8.       "The possibilities for recovery are created by the inherent strength and capacity of all people experiencing mental health issues"
·         This statement refers to the possibilities. If it is referring to the possibility only then it is also possible that the person may not recover. How can the article claim that the probability of the recovery is there and how do you quantify the probability of the recovery happening?

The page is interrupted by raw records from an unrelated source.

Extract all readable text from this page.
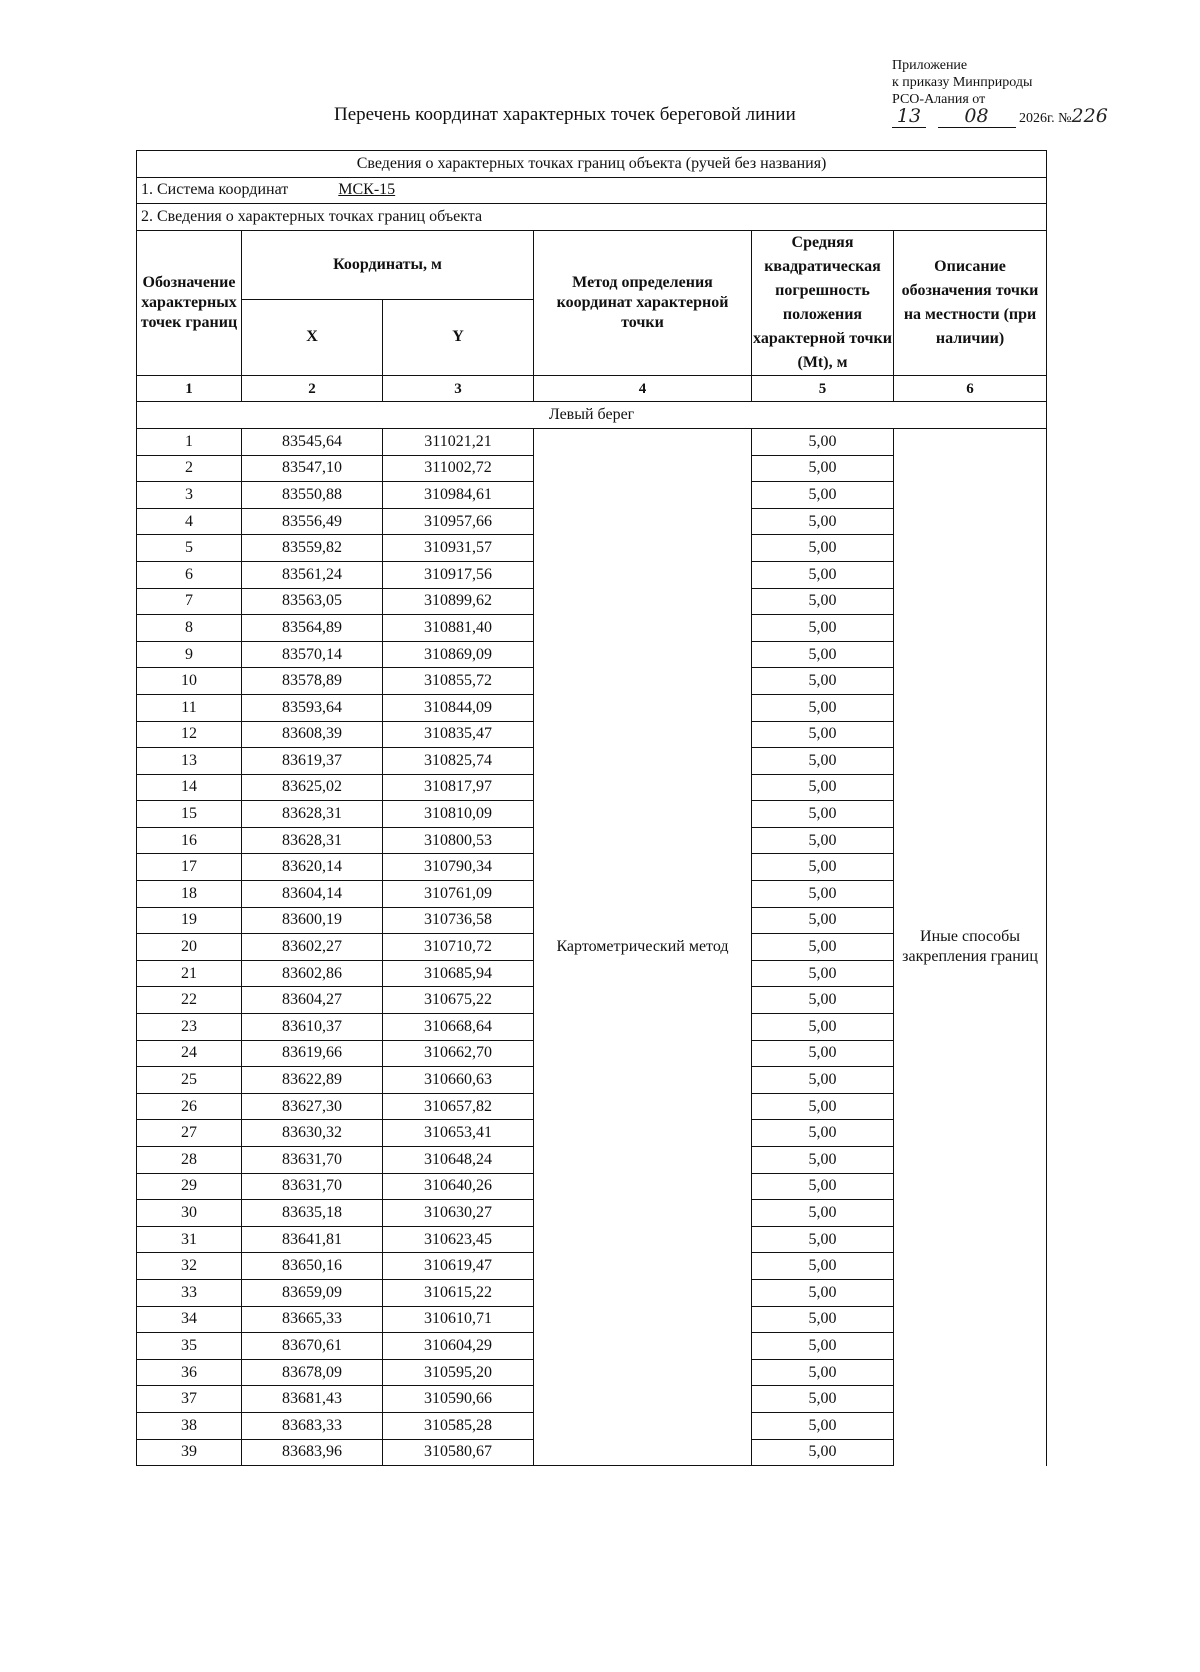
Приложение
к приказу Минприроды
РСО-Алания от
13 08 2026г. №226
Перечень координат характерных точек береговой линии
Сведения о характерных точках границ объекта (ручей без названия)					
1. Система координат МСК-15					
2. Сведения о характерных точках границ объекта					
Обозначение характерных точек границ	Координаты, м		Метод определения координат характерной точки	Средняя квадратическая погрешность положения характерной точки (Mt), м	Описание обозначения точки на местности (при наличии)
	X	Y			
1	2	3	4	5	6
Левый берег					
1	83545,64	311021,21	Картометрический метод	5,00	Иные способы закрепления границ
2	83547,10	311002,72		5,00	
3	83550,88	310984,61		5,00	
4	83556,49	310957,66		5,00	
5	83559,82	310931,57		5,00	
6	83561,24	310917,56		5,00	
7	83563,05	310899,62		5,00	
8	83564,89	310881,40		5,00	
9	83570,14	310869,09		5,00	
10	83578,89	310855,72		5,00	
11	83593,64	310844,09		5,00	
12	83608,39	310835,47		5,00	
13	83619,37	310825,74		5,00	
14	83625,02	310817,97		5,00	
15	83628,31	310810,09		5,00	
16	83628,31	310800,53		5,00	
17	83620,14	310790,34		5,00	
18	83604,14	310761,09		5,00	
19	83600,19	310736,58		5,00	
20	83602,27	310710,72		5,00	
21	83602,86	310685,94		5,00	
22	83604,27	310675,22		5,00	
23	83610,37	310668,64		5,00	
24	83619,66	310662,70		5,00	
25	83622,89	310660,63		5,00	
26	83627,30	310657,82		5,00	
27	83630,32	310653,41		5,00	
28	83631,70	310648,24		5,00	
29	83631,70	310640,26		5,00	
30	83635,18	310630,27		5,00	
31	83641,81	310623,45		5,00	
32	83650,16	310619,47		5,00	
33	83659,09	310615,22		5,00	
34	83665,33	310610,71		5,00	
35	83670,61	310604,29		5,00	
36	83678,09	310595,20		5,00	
37	83681,43	310590,66		5,00	
38	83683,33	310585,28		5,00	
39	83683,96	310580,67		5,00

·         Patients with severe mental illness such as schezophrenia and bipolar disorders are psychotic disorders in which the patient loses a sense of touch with reality. How can patient do the "Narrative Identity Reconstruction" when the patient has lost a sense of touch with reality in such  "prolonged psychiatric disability" and "severe mental disorders".
·         please give more details of the psychotic disorders as it is not possible for any patient with "prolonged psychiatric disability with severe psychotic sympoms"  recover through narration.
·         If it is possible then please provide the scripts of the narration and at which point of their statements did they receive their insights to get well.
9. " In recovery, there is often an internal conflict between the individual’s illness self and healthy self? what is the proof that there is an individul illness self and healthy self? Looks like a qualitative statement which cannot be scientifically prove and does not provide any argument for its existence in the article.These kind of statements are to be removed from the article which cannot be quantified or cannot be proved to be in existence.
10. who are the consumers word relating to in the paper?

11. who are the 17 people in participation. Did they recover on their own discussing among themselves or was there any outside factor?